I flushed in shame, and prayed the abbot could not see it in the dark.

“However, she was even more concerned that the girl would refuse the connection out of lingering”—he waved his hand in the air, searching disdainfully for the right word—“
attachment
to you, and in this, I am pleased to say, I was able to comfort her. The matter was easily settled.”

I sat up.

“You see, the girl knows nothing of what has passed. And so I wrote a letter to Herr Willibald Duft, informing him of the death of the choirboy who, years ago, sang for his ailing wife. I explained you had fallen off a roof. I could not fathom why you were up there in the middle of the night. I trust he will share this regretful news with his daughter; Karoline Duft will see to that.” He bowed his head humbly. “Perhaps what I have reported is only half true, and there is some shame in this.” His head snapped up. “But it corrects your far greater deception. It is better for you, for her, and for all of us—”

“No,” I pleaded. I crouched on my hands and knees, trying to stand. I felt so weak. “You must let me speak—”

The abbot ignored me. “It seems the girl wants nothing more now than to escape this city. The wedding is tomorrow. Here, in our church. I myself will wed them.”

I tried to stand. The abbot watched me struggle. He shook his head as if pity overwhelmed him. Then he raised his foot and placed his shoe on my shoulder. A slight shove was all it took to knock me down.

He left the cell, but he spoke through the last crack before shutting the door. “Truth, no matter how unfortunate, is always preferable to deception, Moses. I will let you out when it is safe for you—and for her.”

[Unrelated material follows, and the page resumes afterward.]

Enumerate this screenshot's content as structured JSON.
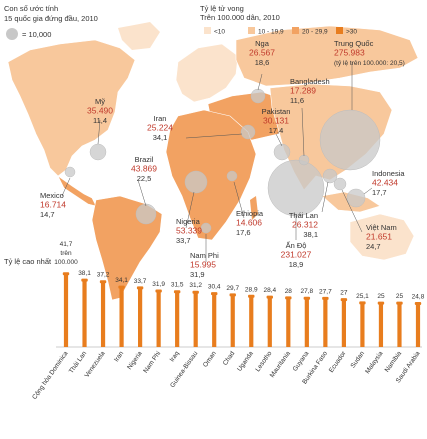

In the dark, I tried to call for help, but I could only moan. After several hours someone slid food beneath the door. I struggled to crawl across the floor and stuff it into my mouth. I had to grow strong again. In the blackness of the cell, I lost any sense of time; it slowed and sped. In hours or days, I heard the stamping feet and chatter of a thousand people, and I knew they were arriving for the wedding. I struggled to my feet. I yelled that there was a fire, a flood, that I was sick, that I wished to confess my sins, but no one came except to deliver food. I yelled for Amalia. I had told her she must marry, but now a sickness crept up inside of me.
No!
I would have said, if only she could have heard.
My ears tell me that we have made a grave mistake! We love each other, you and I! Stop! I am not dead!

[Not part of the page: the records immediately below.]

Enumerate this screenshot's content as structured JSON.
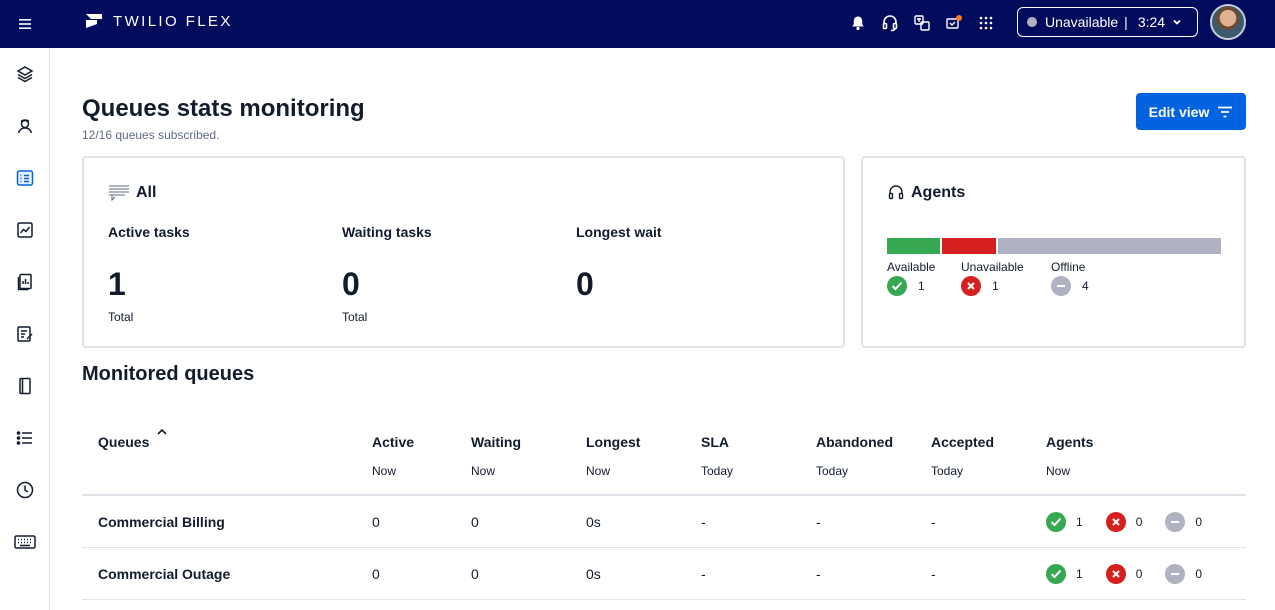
{
  "header": {
    "brand": "TWILIO FLEX",
    "status": "Unavailable",
    "timer": "3:24"
  },
  "page": {
    "title": "Queues stats monitoring",
    "subtitle": "12/16 queues subscribed.",
    "edit_button": "Edit view"
  },
  "all_card": {
    "title": "All",
    "stats": [
      {
        "label": "Active tasks",
        "value": "1",
        "unit": "Total"
      },
      {
        "label": "Waiting tasks",
        "value": "0",
        "unit": "Total"
      },
      {
        "label": "Longest wait",
        "value": "0",
        "unit": ""
      }
    ]
  },
  "agents_card": {
    "title": "Agents",
    "available_label": "Available",
    "available_count": "1",
    "unavailable_label": "Unavailable",
    "unavailable_count": "1",
    "offline_label": "Offline",
    "offline_count": "4",
    "colors": {
      "available": "#36a851",
      "unavailable": "#d61f1f",
      "offline": "#aeb2c1"
    }
  },
  "monitored": {
    "title": "Monitored queues",
    "columns": [
      {
        "label": "Queues",
        "sub": ""
      },
      {
        "label": "Active",
        "sub": "Now"
      },
      {
        "label": "Waiting",
        "sub": "Now"
      },
      {
        "label": "Longest",
        "sub": "Now"
      },
      {
        "label": "SLA",
        "sub": "Today"
      },
      {
        "label": "Abandoned",
        "sub": "Today"
      },
      {
        "label": "Accepted",
        "sub": "Today"
      },
      {
        "label": "Agents",
        "sub": "Now"
      }
    ],
    "rows": [
      {
        "name": "Commercial Billing",
        "active": "0",
        "waiting": "0",
        "longest": "0s",
        "sla": "-",
        "abandoned": "-",
        "accepted": "-",
        "agents_available": "1",
        "agents_unavailable": "0",
        "agents_offline": "0"
      },
      {
        "name": "Commercial Outage",
        "active": "0",
        "waiting": "0",
        "longest": "0s",
        "sla": "-",
        "abandoned": "-",
        "accepted": "-",
        "agents_available": "1",
        "agents_unavailable": "0",
        "agents_offline": "0"
      }
    ]
  },
  "nav_icons": [
    "layers-icon",
    "contacts-icon",
    "queues-stats-icon",
    "insights-icon",
    "reports-icon",
    "tasks-icon",
    "directory-icon",
    "list-icon",
    "history-icon",
    "keyboard-icon"
  ]
}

I lost track of minutes and hours. My ears rebelled against my other senses.
You fool!
they said.
You fool!
The sounds of the festivities seeped into my cell. I covered my ears and screamed, but that just made every sound even louder, for they did not come from the church above, but from deep within my head. They were there when I paced the cell awake; they were there when I tossed on the floor wracked by nightmares. Karl Victor at the pulpit. Bugatti singing for the lovers. Nicolai and Remus in the smiling crowd. Those bells of my childhood ringing through the world. Amalia in her husband’s arms. Everyone had forgotten me.

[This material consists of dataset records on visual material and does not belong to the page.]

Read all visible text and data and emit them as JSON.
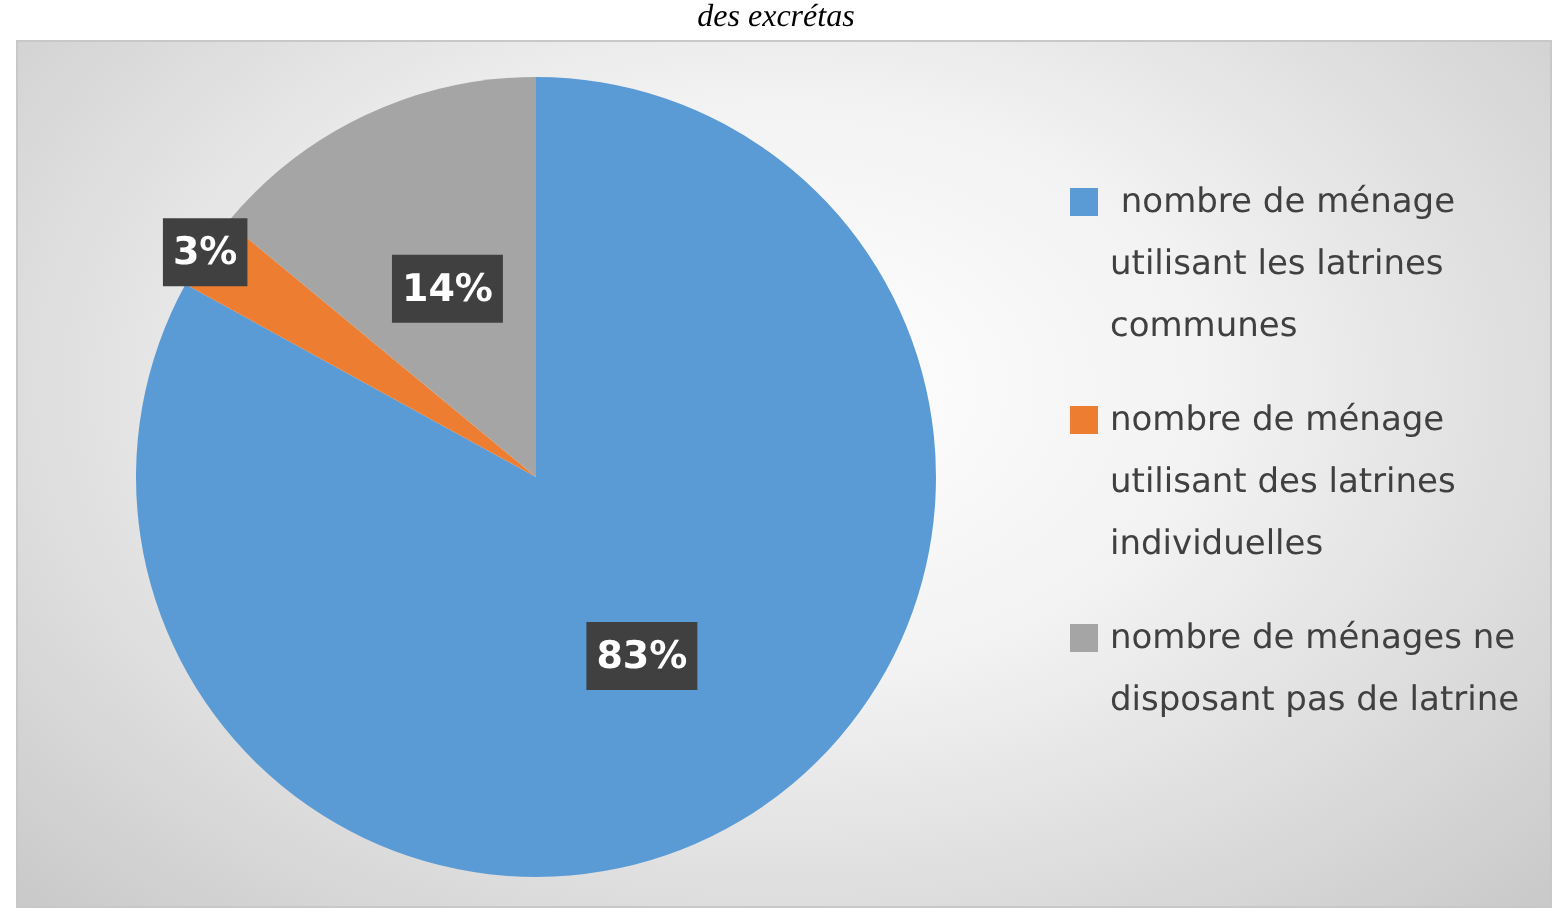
{
  "chart_data": {
    "type": "pie",
    "title": "des excrétas",
    "categories": [
      " nombre de ménage utilisant les latrines communes",
      "nombre de ménage utilisant des latrines individuelles",
      "nombre de ménages ne disposant pas de latrine"
    ],
    "values": [
      83,
      3,
      14
    ],
    "colors": [
      "#5b9bd5",
      "#ed7d31",
      "#a5a5a5"
    ],
    "value_labels": [
      "83%",
      "3%",
      "14%"
    ],
    "legend": "right"
  }
}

Finally, the door opened. “You may return to your own cell,” the abbot said. His lip rose slightly in disgust at what he saw. Two soldiers stood behind him, but I was prepared to best all three. Only I needed an answer first.

“Has the wedding happened?” I asked. My voice was cracked and hoarse. “Is it too late?”

The abbot shook his head sadly. “But dear boy,” he said, “that was three weeks ago.”